The university plans to add a new shuttle route to Bethesda beginning next year in an effort to ease commuting difficulties and transportation costs for the growing number of students living off the campus.
Department of Transportation Director David Allen said he will also look to add more buses to the routes serving South Campus and the Route 1 area.
However, both plans are still tentative. Allen said DOTS may not have the money to add the Bethesda route and increase service on the Campus Connector South and the Route 1 Corridor routes, but said he had “hopes and dreams” that all three would begin next year.
With gas prices skyrocketing and more students living off the campus because of an on-campus housing shortage, the shuttle service is likely to see rising demand. And Allen said ridership is already on the rise on some routes.
He said the Route 1 Corridor shuttle has become popular both as a way to help students who live along Route 1 get to the campus and a way for students living on the campus to travel to local shopping areas on evenings and weekends. The route’s popularity during its first year, he said, made DOTS decide to increase its frequency.
The additional buses serving the Route 1 Corridor would create stops every 35 minutes instead of every hour and five minutes, he said. The route runs from near the Beltway in the north to Franklin’s Restaurant in Hyattsville in the south.
Allen also said the Campus Connector South route has become more popular. It connects the North Campus dorms to Old Town and various locations along the southern edge of campus.
But students and other riders often cite long gaps of time between stops on both routes as reasons they don’t take Shuttle-UM buses, Allen said. The addition of another bus to the Campus Connector South route would decrease the time between stops from 30 minutes to 15.
The possibility of more buses along Route 1 pleased some students.
“We definitely have too few buses. Either I catch the bus at 9:40 a.m., or I have to get it two hours later,” said information studies graduate student Sheri Massey, who rides the Route 1 Corridor bus to get to classes and meetings. “So if I have to get to campus at 9 a.m., then I need to get on the bus at 8 a.m.”
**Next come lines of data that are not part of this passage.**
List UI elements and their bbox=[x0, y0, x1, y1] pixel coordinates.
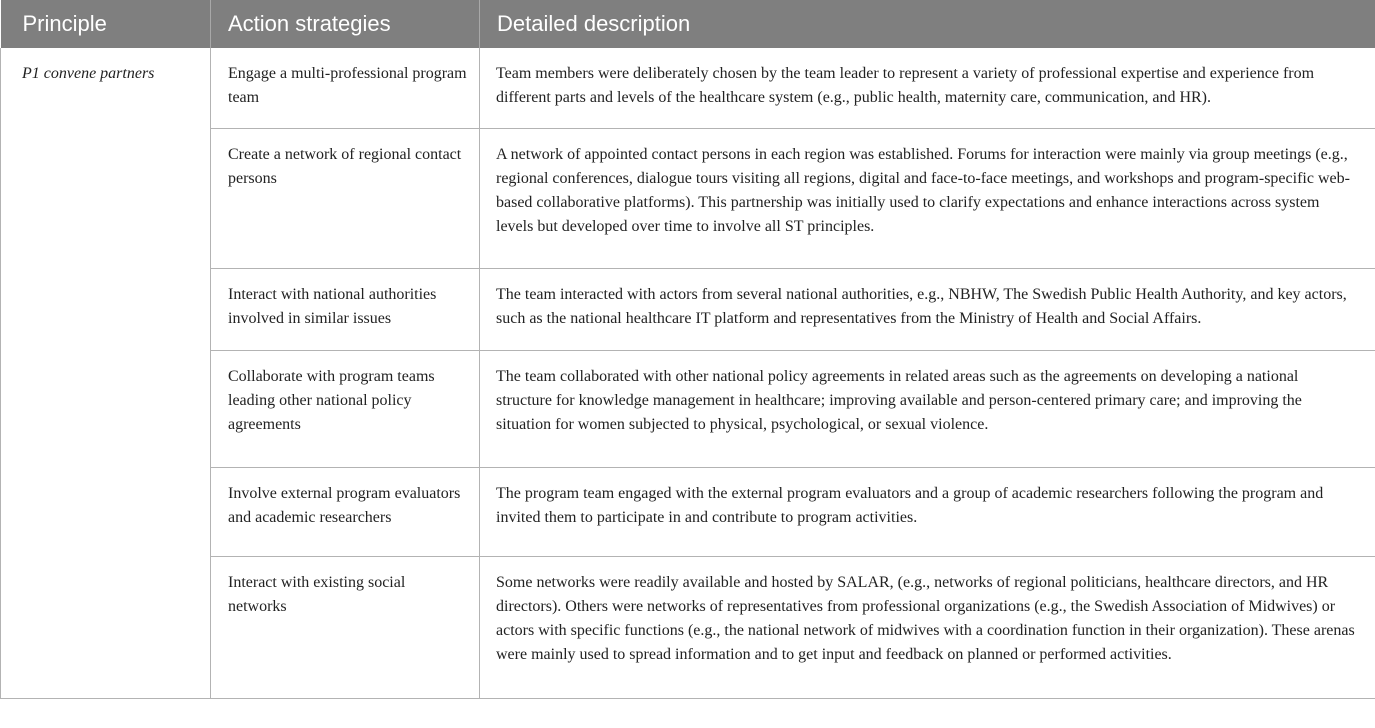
principle-cell: P1 convene partners bbox=[1, 48, 211, 698]
description-cell: Team members were deliberately chosen by the team leader to represent a variety of professional expertise and experience from different parts and levels of the healthcare system (e.g., public health, maternity care, communication, and HR). bbox=[480, 48, 1375, 128]
description-cell: A network of appointed contact persons in each region was established. Forums for interaction were mainly via group meetings (e.g., regional conferences, dialogue tours visiting all regions, digital and face-to-face meetings, and workshops and program-specific web-based collaborative platforms). This partnership was initially used to clarify expectations and enhance interactions across system levels but developed over time to involve all ST principles. bbox=[480, 128, 1375, 268]
table-row bbox=[1, 48, 1375, 128]
description-cell: The team interacted with actors from several national authorities, e.g., NBHW, The Swedish Public Health Authority, and key actors, such as the national healthcare IT platform and representatives from the Ministry of Health and Social Affairs. bbox=[480, 268, 1375, 350]
table-header bbox=[1, 0, 1375, 48]
header-row bbox=[1, 0, 1375, 48]
header-principle: Principle bbox=[1, 0, 211, 48]
action-cell: Create a network of regional contact persons bbox=[211, 128, 480, 268]
header-detailed-description: Detailed description bbox=[480, 0, 1375, 48]
action-cell: Collaborate with program teams leading other national policy agreements bbox=[211, 350, 480, 467]
action-cell: Interact with national authorities involved in similar issues bbox=[211, 268, 480, 350]
description-cell: The program team engaged with the external program evaluators and a group of academic researchers following the program and invited them to participate in and contribute to program activities. bbox=[480, 467, 1375, 556]
action-cell: Engage a multi-professional program team bbox=[211, 48, 480, 128]
header-action-strategies: Action strategies bbox=[211, 0, 480, 48]
description-cell: Some networks were readily available and hosted by SALAR, (e.g., networks of regional politicians, healthcare directors, and HR directors). Others were networks of representatives from professional organizations (e.g., the Swedish Association of Midwives) or actors with specific functions (e.g., the national network of midwives with a coordination function in their organization). These arenas were mainly used to spread information and to get input and feedback on planned or performed activities. bbox=[480, 556, 1375, 698]
table-body bbox=[1, 48, 1375, 698]
description-cell: The team collaborated with other national policy agreements in related areas such as the agreements on developing a national structure for knowledge management in healthcare; improving available and person-centered primary care; and improving the situation for women subjected to physical, psychological, or sexual violence. bbox=[480, 350, 1375, 467]
action-cell: Involve external program evaluators and academic researchers bbox=[211, 467, 480, 556]
action-cell: Interact with existing social networks bbox=[211, 556, 480, 698]
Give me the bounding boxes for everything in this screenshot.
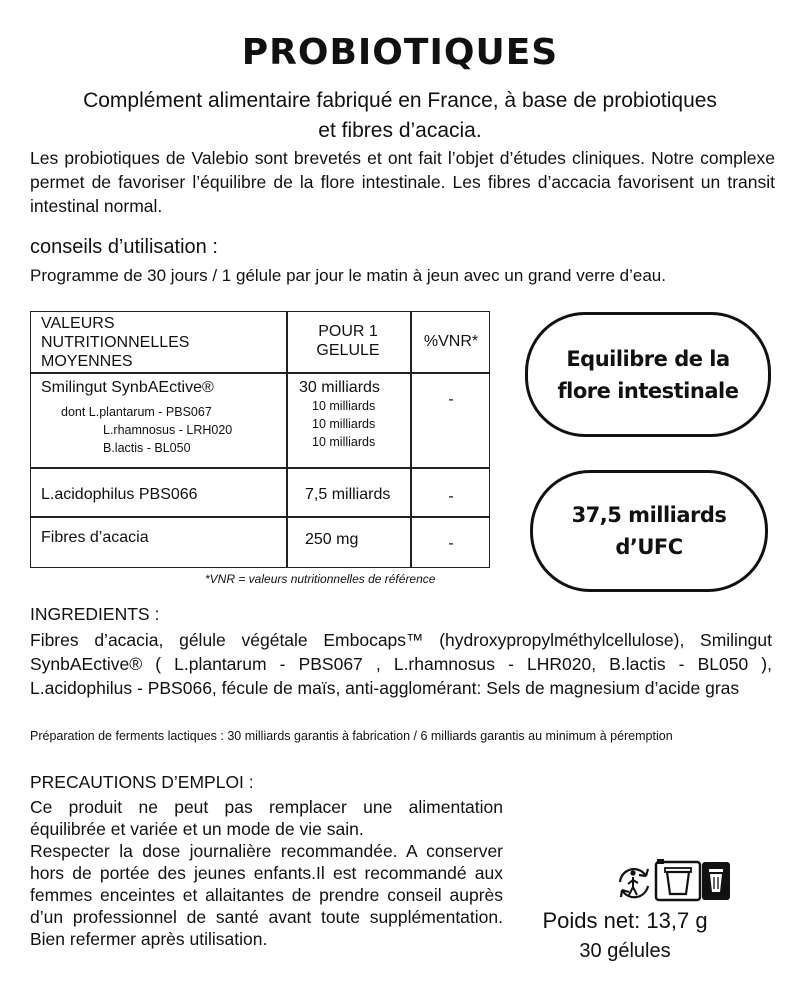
table-divider: [31, 467, 489, 469]
table-row-amount: 250 mg: [305, 531, 359, 548]
table-subitem-amount: 10 milliards: [312, 417, 376, 431]
subtitle-line-2: et fibres d’acacia.: [318, 119, 482, 142]
table-header-values: VALEURS NUTRITIONNELLES MOYENNES: [41, 315, 190, 370]
triman-icon: [620, 869, 648, 897]
precautions-text: [30, 796, 503, 950]
preparation-note: Préparation de ferments lactiques : 30 milliards garantis à fabrication / 6 milliards garantis au minimum à péremption: [30, 729, 673, 743]
precautions-heading: PRECAUTIONS D’EMPLOI :: [30, 772, 254, 792]
badge-ufc-count: 37,5 milliards d’UFC: [530, 470, 768, 592]
table-row-amount: 30 milliards: [299, 379, 380, 396]
product-title: PROBIOTIQUES: [241, 32, 559, 73]
ingredients-heading: INGREDIENTS :: [30, 604, 160, 624]
table-subitem-name: L.rhamnosus - LRH020: [103, 423, 233, 437]
badge-flora-balance: Equilibre de la flore intestinale: [525, 312, 771, 437]
recycling-icons: [614, 856, 734, 902]
table-subitem-amount: 10 milliards: [312, 399, 376, 413]
table-row-name: Fibres d’acacia: [41, 529, 149, 546]
table-divider: [31, 372, 489, 374]
precautions-paragraph: Respecter la dose journalière recommandée. A conserver hors de portée des jeunes enfants.Il est recommandé aux femmes enceintes et allaitantes de prendre conseil auprès d’un professionnel de santé avant toute supplémentation. Bien refermer après utilisation.: [30, 841, 503, 949]
table-divider: [31, 516, 489, 518]
table-row-vnr: -: [448, 391, 454, 408]
table-subitem-name: dont L.plantarum - PBS067: [61, 405, 212, 419]
pot-icon: [656, 859, 700, 900]
ingredients-text: Fibres d’acacia, gélule végétale Embocaps™ (hydroxypropylméthylcellulose), Smilingut SynbAEctive® ( L.plantarum - PBS067 , L.rhamnosus - LHR020, B.lactis - BL050 ), L.acidophilus - PBS066, fécule de maïs, anti-agglomérant: Sels de magnesium d’acide gras: [30, 630, 772, 698]
net-weight: Poids net: 13,7 g: [542, 908, 708, 933]
table-header-vnr: %VNR*: [423, 333, 479, 350]
vnr-footnote: *VNR = valeurs nutritionnelles de référence: [205, 572, 436, 586]
table-subitem-name: B.lactis - BL050: [103, 441, 191, 455]
product-description: [30, 146, 775, 218]
usage-text: Programme de 30 jours / 1 gélule par jour le matin à jeun avec un grand verre d’eau.: [30, 266, 666, 285]
table-row-name: Smilingut SynbAEctive®: [41, 379, 214, 396]
table-row-name: L.acidophilus PBS066: [41, 486, 198, 503]
capsule-count: 30 gélules: [579, 940, 671, 962]
table-header-per-capsule: POUR 1 GELULE: [316, 323, 380, 359]
table-row-amount: 7,5 milliards: [305, 486, 391, 503]
precautions-paragraph: Ce produit ne peut pas remplacer une alimentation équilibrée et variée et un mode de vie sain.: [30, 797, 503, 839]
nutrition-table: [30, 311, 490, 568]
subtitle-line-1: Complément alimentaire fabriqué en France, à base de probiotiques: [83, 89, 717, 112]
bin-icon: [702, 862, 730, 900]
table-subitem-amount: 10 milliards: [312, 435, 376, 449]
usage-heading: conseils d’utilisation :: [30, 236, 218, 258]
table-row-vnr: -: [448, 535, 454, 552]
description-paragraph: Les probiotiques de Valebio sont brevetés et ont fait l’objet d’études cliniques. Notre complexe permet de favoriser l’équilibre de la flore intestinale. Les fibres d’accacia favorisent un transit intestinal normal.: [30, 148, 775, 216]
table-row-vnr: -: [448, 488, 454, 505]
product-subtitle: [20, 86, 780, 146]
But other riders of the Route 1 Corridor buses say ridership isn’t high, and more stops aren’t needed.
“One or two or five people is the most that’s ever been on [the bus] when I’ve been on it,” said Louise Neu, an administrative assistant in the department of electrical and computer engineering. “What we need is a smaller bus.”
Allen said that a Park & Ride shuttle bus servicing the Bethesda area will help commuters deal with the rising cost of gas and parking on the campus.
“We’ve identified [Bethesda] as having a lot of people from campus who commute,” said Allen. “We’d like to give them the same opportunities we do for Laurel and Bowie.”
There are currently three Park & Ride shuttles to Laurel, Bowie and Burtonsville.